Il semble plus facile d'importer que d'exporter vers les États-Unis
L'ASFC est tout de même un peu mieux notée que son homologue américaine, la CBP, ce qui semble indiquer qu'il serait plus facile d'importer des États-Unis que d'y exporter. En effet, la CBP a obtenu de moins bons résultats pour la quantité de paperasses qu'elle impose et son service à la clientèle. Également, le niveau de satisfaction des utilisateurs de son site Web à l'égard de sa convivialité a décliné par rapport à 2010.

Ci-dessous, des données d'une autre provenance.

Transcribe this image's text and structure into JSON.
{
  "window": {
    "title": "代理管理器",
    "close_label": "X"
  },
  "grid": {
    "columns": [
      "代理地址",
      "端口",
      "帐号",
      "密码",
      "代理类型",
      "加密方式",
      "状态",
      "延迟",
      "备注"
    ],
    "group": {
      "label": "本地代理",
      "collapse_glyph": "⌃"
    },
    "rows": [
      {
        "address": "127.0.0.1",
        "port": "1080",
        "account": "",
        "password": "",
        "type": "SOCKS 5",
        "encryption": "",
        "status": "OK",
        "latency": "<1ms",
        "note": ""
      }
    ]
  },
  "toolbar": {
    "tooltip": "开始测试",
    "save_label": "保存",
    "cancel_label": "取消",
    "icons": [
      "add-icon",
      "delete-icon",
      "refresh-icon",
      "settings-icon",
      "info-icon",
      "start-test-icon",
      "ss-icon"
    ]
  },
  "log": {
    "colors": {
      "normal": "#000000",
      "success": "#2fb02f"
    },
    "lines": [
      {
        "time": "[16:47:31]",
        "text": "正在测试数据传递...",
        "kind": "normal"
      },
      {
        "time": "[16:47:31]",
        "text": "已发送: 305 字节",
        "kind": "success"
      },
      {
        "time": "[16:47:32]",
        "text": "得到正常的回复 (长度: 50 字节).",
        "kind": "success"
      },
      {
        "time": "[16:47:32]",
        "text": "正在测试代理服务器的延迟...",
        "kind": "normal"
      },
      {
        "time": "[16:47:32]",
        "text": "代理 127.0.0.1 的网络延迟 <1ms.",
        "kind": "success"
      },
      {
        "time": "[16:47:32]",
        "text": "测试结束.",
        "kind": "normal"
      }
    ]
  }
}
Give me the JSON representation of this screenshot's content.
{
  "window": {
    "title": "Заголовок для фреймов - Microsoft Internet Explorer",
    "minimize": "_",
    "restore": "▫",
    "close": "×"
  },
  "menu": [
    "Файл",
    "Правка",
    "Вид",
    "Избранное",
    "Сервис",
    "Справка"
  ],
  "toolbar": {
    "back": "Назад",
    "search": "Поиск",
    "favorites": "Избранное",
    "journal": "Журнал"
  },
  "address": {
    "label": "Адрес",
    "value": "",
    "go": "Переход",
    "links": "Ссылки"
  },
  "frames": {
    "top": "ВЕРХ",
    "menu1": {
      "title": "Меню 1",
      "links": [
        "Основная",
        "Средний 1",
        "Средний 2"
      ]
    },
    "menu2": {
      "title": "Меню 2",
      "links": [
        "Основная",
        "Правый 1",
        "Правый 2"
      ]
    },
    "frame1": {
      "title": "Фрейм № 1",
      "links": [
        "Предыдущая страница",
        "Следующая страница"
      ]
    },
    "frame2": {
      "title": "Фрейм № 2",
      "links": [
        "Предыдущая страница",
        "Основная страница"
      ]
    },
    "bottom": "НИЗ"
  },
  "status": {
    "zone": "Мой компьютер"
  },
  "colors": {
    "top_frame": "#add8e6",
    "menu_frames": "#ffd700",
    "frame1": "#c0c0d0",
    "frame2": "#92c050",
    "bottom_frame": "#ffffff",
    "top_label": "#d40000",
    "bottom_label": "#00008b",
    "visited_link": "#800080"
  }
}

Enfin, la FCEI rappelle que d'après un de ses rapports réalisés en 2015, le fardeau réglementaire coûte chaque année 37 milliards $ aux entreprises canadiennes. Les propriétaires de PME évaluent qu'environ 30 % de ce montant pourrait être réduit. Cette paperasserie excédentaire ou inutile représenterait des économies annuelles de 11 milliards $ pour les entreprises canadiennes.

À propos de la FCEI
La FCEI est le plus grand regroupement de petites et moyennes entreprises du Canada, comptant 109 000 membres dans tous les secteurs et toutes les régions, dont 24 000 au Québec.